Critics of Great Britain’s June 23 decision to leave the European Union cite many reasons and much research to support their opposition.
Ongoing economic uncertainty usually tops the list, especially in Great Britain’s international banking, insurance, and reinsurance communities.
EU net positive investment in Britain’s cities, infrastructure, research and education, not to mention the EU’s 44% share of all British export trade stands at risk.
No one knows when (or some say, if) the new British Conservative Prime Minister Theresa May (who opposed Brexit) will trigger Article 50 of the Lisbon Treaty, officially beginning the two-year process of formal “Brexit.”
Supporters of Brexit promise they (or someone, since they’ve all bailed out) will make “great deals” on Britain’s behalf.
Brexit also encourages others to follow Britain’s lead, threatening a noble project arguably begun after the defeat of Napoleon, renewed after the bloody carnage of World War; and slowly brought to fruition after the horrors of the Great Depression and the holocausts of World War Two.
The most damning critique of Brexit and the rhetoric of its political proponents, however, are ethical, and British Conservatives are, in many instances, the most articulate critics.
To cite but one example: on July 22, the Political Editor of the British national daily, The Guardian, quoted a British conservative member of the House of Lords, “Politicians have allowed xenophobia, Islamophobia and anti-semitism to enter the mainstream as a result of their toxzi and divisive campaigning. . . . “
“The Conservative peer and former party co-chair,” Anuska Astahna continued, “ told the Guardian she was deeply worried about the current politacl climate, claiming a surge of “respectable” racism was feeding the far right . . . and had helped create a climate in which people feel it is acceptable to tell long-established British communities, “It’s time for you to leave.”

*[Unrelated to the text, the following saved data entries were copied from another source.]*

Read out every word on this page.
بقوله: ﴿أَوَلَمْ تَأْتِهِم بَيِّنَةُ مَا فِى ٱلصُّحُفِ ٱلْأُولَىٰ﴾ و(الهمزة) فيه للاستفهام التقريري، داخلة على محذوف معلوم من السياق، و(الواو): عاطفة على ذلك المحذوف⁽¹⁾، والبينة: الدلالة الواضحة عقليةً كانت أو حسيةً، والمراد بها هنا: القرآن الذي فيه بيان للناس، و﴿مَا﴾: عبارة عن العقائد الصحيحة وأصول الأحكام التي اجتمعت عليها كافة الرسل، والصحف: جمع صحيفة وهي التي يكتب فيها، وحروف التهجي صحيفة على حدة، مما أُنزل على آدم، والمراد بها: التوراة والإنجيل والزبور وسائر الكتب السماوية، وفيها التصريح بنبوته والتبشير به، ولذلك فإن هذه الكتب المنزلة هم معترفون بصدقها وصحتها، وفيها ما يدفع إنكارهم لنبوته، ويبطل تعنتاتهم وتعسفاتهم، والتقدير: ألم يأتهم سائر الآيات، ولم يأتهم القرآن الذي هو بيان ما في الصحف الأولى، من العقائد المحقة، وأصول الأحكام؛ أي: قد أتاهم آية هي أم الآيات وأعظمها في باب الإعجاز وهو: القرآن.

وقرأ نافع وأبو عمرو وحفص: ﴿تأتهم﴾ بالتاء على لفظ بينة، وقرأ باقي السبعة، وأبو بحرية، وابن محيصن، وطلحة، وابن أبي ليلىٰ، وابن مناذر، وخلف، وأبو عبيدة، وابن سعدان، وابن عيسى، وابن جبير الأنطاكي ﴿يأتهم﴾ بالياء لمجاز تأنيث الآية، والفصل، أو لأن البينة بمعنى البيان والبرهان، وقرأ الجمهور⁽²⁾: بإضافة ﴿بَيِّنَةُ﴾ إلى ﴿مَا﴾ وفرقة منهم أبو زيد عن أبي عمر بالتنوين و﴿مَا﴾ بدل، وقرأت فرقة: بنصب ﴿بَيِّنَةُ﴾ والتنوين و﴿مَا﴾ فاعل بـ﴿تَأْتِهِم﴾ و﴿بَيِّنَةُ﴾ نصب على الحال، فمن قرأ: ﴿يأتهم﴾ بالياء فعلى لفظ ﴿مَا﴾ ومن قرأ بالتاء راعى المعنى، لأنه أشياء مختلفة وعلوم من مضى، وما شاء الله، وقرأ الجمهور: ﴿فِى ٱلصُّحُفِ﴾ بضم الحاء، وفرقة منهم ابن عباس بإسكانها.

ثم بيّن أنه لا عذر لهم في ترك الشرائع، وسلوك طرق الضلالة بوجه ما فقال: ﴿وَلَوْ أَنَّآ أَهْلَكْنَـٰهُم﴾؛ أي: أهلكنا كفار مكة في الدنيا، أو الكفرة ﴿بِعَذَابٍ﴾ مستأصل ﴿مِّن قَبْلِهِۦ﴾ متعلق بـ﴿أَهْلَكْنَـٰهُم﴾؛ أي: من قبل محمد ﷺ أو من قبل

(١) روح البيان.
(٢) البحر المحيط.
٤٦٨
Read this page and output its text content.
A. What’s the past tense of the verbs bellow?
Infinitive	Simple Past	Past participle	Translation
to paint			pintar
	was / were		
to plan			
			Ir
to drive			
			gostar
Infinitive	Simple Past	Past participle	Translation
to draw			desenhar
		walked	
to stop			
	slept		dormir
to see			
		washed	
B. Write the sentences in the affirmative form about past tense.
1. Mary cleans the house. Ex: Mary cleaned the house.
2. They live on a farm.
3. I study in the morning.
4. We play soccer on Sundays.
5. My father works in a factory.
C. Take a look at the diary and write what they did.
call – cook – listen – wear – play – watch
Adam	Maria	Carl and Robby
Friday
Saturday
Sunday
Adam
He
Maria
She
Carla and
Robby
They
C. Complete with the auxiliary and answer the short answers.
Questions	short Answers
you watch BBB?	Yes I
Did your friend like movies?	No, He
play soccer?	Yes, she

The peer, Sayeeda Warsi, Baroness Warsi, is the daughter of a Pakistani immigrant, who started life as a mill worker and bus driver and through hard work and wise investment became the owner of a highly successful furniture manufacturing plant.
The proponents of Brexit played to the same fears and exploited the same sense of desperation that have, since time immemorial, been the bread and butter of demagogues large and small.
And like Trump in the US, no one who led the fight for Brexit in Great Britain seemed either willing or prepared to assume responsibility to manage the fruits of their “victory.”
Britain’s new Conservatve Prime Minister , Theresa May, promises that Brexit means Brexit.
The best outcome the Island Nation can hope for? Perhaps Norway’s arrangement with the Union, not a member, but a treaty partner who must allow the free movement of citizens of EU countries in and out of their country, and obey EU rules regulations governing, among other thins, trade-goods and services.
Lady Marsi arguably believes the Brexit movement has sown the dragon’s teeth.
Brexit, like Trump, is the harvest of the persistent seeds of racism, planted in ground plowed by fear, and watered by greed.
It is a bitter fruit from a vine that grows in dark places.